Праздник по случаю возобновления музыкальных вечеров на вилле в Пасси. Осень дарит последние золотые дни. Солнце светит мягче, но еще тепло, и воздух прозрачен.
Маэстро с печалью думает о том, как гаснет это прекрасное время года, и чувствует, что ему еще труднее, чем обычно, прощаться со своим загородным домом. В Париже его ждут несколько зимних месяцев, пасмурные, сырые, холодные, каждый год все более холодные, все более пасмурные. При одной мысли об этом пробирает дрожь. Покидая Пасси, каждый раз думает об одном и том же: вернется ли он сюда весной?
Прочь печали! Кто думает о прошлом, омрачает себе настоящее. Кто думает о будущем, лишает настоящее радости. Нужно жить сегодняшним днем. Погода еще прекрасная? Птицы еще поют в саду?
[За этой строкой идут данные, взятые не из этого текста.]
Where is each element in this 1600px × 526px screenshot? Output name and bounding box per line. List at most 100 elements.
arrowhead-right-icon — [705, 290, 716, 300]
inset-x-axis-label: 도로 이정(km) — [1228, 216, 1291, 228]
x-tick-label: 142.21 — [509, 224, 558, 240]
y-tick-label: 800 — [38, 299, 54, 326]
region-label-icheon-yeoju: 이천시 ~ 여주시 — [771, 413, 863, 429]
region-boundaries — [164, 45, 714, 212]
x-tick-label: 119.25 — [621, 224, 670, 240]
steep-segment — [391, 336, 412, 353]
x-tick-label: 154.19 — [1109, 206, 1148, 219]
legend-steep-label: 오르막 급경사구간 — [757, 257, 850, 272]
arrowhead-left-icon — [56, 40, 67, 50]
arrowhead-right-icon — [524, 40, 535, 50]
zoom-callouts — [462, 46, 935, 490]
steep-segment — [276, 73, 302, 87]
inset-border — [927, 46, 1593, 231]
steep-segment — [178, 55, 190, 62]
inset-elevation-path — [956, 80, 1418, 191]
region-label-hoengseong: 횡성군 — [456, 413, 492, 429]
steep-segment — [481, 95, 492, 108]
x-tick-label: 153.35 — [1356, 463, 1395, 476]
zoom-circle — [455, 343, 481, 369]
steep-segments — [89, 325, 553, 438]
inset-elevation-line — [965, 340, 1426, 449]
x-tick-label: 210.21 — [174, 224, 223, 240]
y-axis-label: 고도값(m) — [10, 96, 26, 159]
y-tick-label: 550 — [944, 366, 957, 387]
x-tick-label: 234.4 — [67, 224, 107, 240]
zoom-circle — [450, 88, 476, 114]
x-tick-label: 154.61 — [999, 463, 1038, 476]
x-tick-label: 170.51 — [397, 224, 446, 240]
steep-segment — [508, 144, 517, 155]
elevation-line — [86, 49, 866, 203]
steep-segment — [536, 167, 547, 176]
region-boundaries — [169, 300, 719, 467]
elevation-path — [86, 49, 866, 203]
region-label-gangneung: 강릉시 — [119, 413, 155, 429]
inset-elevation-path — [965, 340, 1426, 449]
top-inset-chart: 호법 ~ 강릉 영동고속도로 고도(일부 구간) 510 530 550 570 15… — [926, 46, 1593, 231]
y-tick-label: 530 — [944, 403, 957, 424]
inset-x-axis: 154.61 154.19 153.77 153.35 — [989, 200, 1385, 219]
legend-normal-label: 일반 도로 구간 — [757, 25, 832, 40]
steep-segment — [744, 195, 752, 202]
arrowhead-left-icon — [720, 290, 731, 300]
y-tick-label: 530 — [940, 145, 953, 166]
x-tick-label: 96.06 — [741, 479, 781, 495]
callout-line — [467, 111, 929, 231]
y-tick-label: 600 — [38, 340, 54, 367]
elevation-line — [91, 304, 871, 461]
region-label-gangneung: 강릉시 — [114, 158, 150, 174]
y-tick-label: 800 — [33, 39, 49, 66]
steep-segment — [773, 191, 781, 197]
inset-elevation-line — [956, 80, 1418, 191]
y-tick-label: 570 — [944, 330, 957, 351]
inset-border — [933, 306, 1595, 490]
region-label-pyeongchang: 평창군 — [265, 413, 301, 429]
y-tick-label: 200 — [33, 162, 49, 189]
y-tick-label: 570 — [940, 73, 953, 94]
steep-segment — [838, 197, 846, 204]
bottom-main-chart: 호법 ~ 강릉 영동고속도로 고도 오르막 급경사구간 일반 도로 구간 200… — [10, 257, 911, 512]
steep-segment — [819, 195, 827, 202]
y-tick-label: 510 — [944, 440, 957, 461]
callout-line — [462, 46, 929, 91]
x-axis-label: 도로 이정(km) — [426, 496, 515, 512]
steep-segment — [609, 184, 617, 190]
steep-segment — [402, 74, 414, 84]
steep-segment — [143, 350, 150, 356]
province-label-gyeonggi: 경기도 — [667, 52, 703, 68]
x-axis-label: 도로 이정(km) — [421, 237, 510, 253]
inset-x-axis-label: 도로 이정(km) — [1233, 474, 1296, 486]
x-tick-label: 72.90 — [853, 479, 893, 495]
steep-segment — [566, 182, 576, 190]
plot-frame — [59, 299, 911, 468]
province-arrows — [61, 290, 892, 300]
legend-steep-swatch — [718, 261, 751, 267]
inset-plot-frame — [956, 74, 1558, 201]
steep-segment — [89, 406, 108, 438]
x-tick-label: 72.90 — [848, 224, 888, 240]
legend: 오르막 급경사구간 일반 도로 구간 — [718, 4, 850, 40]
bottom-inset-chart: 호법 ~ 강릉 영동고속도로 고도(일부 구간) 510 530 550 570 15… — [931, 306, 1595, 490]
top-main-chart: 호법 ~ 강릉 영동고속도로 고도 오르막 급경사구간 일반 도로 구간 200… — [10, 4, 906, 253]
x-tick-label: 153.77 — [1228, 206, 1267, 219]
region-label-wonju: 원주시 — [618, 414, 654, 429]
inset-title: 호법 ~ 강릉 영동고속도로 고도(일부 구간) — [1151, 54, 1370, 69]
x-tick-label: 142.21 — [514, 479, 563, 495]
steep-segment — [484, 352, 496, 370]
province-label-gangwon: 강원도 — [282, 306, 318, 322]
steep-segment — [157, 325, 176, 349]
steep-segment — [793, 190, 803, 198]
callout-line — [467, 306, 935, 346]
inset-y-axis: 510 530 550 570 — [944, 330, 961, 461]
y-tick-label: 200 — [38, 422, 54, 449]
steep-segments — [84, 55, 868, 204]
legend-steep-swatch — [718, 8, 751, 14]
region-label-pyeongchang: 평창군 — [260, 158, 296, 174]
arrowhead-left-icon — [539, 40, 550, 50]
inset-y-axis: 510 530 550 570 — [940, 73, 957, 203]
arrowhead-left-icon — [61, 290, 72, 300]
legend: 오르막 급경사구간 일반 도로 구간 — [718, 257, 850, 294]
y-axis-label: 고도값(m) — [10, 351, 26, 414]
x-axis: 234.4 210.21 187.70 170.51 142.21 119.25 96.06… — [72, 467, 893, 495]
И по-прежнему приходят друзья, чтобы выразить маэстро свою любовь и почтение? Прекрасно, значит, нужно жить и радоваться жизни! Снова устраивать субботние обеды и концерты. И этим вечером, 26 сентября 1868 года, снова банкет для друзей и концерт.
Длинный стол уставлен фарфором, хрусталем, цветами. Маэстро на своем месте. Но это не стул. Это трон. Джоаккино Россини — король вот уже более сорока лет. Его короновала слава. Короны не видно, зато хорошо заметен парик, который не обманывает, никого не обманывает. Он красивого светло-каштанового цвета — такими были когда-то его настоящие волосы. Они были такие тонкие и мягкие, что женщины любили накручивать их на пальцы и чувствовать, как они скользят по ладони, словно тончайший песок.
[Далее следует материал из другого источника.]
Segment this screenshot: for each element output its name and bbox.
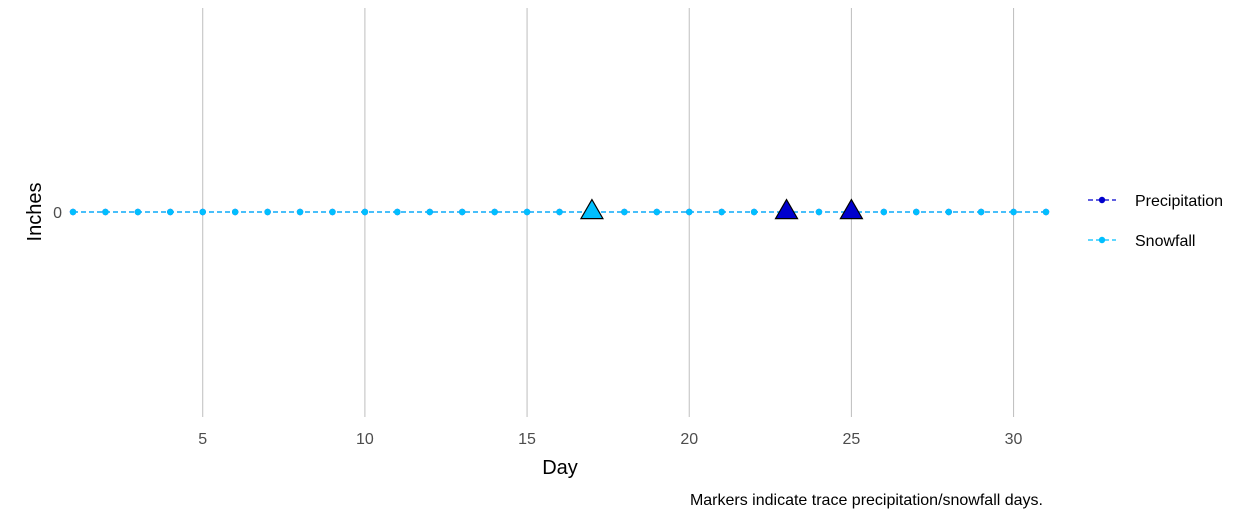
data-point-snowfall-day-18	[621, 208, 628, 216]
data-point-snowfall-day-27	[913, 208, 920, 216]
trace-marker-precipitation-day-25	[839, 198, 864, 220]
data-point-snowfall-day-1	[69, 208, 77, 216]
data-point-snowfall-day-7	[264, 208, 271, 216]
legend: Precipitation Snowfall	[1088, 193, 1223, 250]
data-point-snowfall-day-21	[718, 208, 725, 216]
x-tick-label-5: 5	[198, 431, 207, 448]
data-point-snowfall-day-10	[361, 208, 369, 216]
x-axis-ticks: 5 10 15 20 25 30	[198, 431, 1022, 448]
data-point-snowfall-day-16	[556, 208, 563, 216]
data-point-snowfall-day-29	[977, 208, 985, 216]
trace-marker-snowfall-day-17	[579, 198, 604, 220]
x-axis-title: Day	[542, 457, 578, 479]
x-tick-label-15: 15	[518, 431, 536, 448]
data-point-snowfall-day-8	[296, 208, 304, 216]
data-point-snowfall-day-11	[394, 208, 401, 216]
y-tick-label-0: 0	[53, 205, 62, 222]
data-point-snowfall-day-4	[167, 208, 174, 216]
data-point-snowfall-day-22	[750, 208, 758, 216]
data-point-snowfall-day-20	[686, 208, 693, 216]
y-axis-ticks: 0	[53, 205, 62, 222]
data-point-snowfall-day-12	[426, 208, 433, 216]
x-tick-label-30: 30	[1005, 431, 1023, 448]
series-snowfall	[69, 208, 1050, 216]
data-point-snowfall-day-5	[199, 208, 206, 216]
legend-point-icon	[1098, 196, 1106, 204]
data-point-snowfall-day-13	[459, 208, 466, 216]
legend-label: Precipitation	[1135, 193, 1223, 210]
data-point-snowfall-day-26	[880, 208, 888, 216]
data-point-snowfall-day-28	[945, 208, 952, 216]
legend-item-precipitation: Precipitation	[1088, 193, 1223, 210]
data-point-snowfall-day-3	[134, 208, 142, 216]
legend-point-icon	[1098, 236, 1106, 244]
data-point-snowfall-day-19	[653, 208, 660, 216]
data-point-snowfall-day-2	[102, 208, 109, 216]
data-point-snowfall-day-6	[231, 208, 239, 216]
x-tick-label-20: 20	[680, 431, 698, 448]
chart-caption: Markers indicate trace precipitation/sno…	[690, 492, 1043, 509]
legend-label: Snowfall	[1135, 233, 1195, 250]
data-point-snowfall-day-24	[815, 208, 823, 216]
data-point-snowfall-day-9	[329, 208, 336, 216]
data-point-snowfall-day-30	[1010, 208, 1017, 216]
y-axis-title: Inches	[24, 183, 46, 242]
data-point-snowfall-day-31	[1042, 208, 1050, 216]
data-point-snowfall-day-15	[523, 208, 531, 216]
x-tick-label-25: 25	[843, 431, 861, 448]
legend-item-snowfall: Snowfall	[1088, 233, 1195, 250]
data-point-snowfall-day-14	[491, 208, 498, 216]
x-tick-label-10: 10	[356, 431, 374, 448]
plot-area	[69, 198, 1050, 220]
trace-marker-precipitation-day-23	[774, 198, 799, 220]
Синьора Олимпия повязала ему на шею салфетку. Ловко и незаметно маэстро надевает на оголенные десны зубной протез. Чего ждут? Друзья собрались — вернейший Карафа, Гюстав Доре, художник с богатейшей фантазией, в планах которого досадить мадам Олимпии, банкир Пийе-Уилл, критик Кастиль-Блаз, подобная Юноне певица Мария Альбони, получившая прозвище Императрица, маленькая Нильссон, крохотный белокурый соловей — вздох на каждой ноте и слеза на каждом вздохе, мэр Пасси, над ним хозяин дома не перестает подшучивать — почему тот не построит здесь большой театр, который затмил бы парижскую Оперу, где можно было бы поставить новые творения Россини, пианиста четвертого класса, молодого, начинающего композитора…
Обед исключителен. Повар Россини, который брал уроки у кулинара в доме Ротшильда, просто гений. Жаль только, что там он научился также не обращать внимания на расходы. Мадам Олимпия содрогается всякий раз, когда этот мастер кастрюль представляет ей счет. Но он нравится Россини… И обед исключителен.
— А вино, разве плохое вино? Что вы скажете о нем? — спрашивает маэстро.
— У тебя, наверное, очень хорошее, — хитро щурится Карафа, — не случайно только ты пьешь его.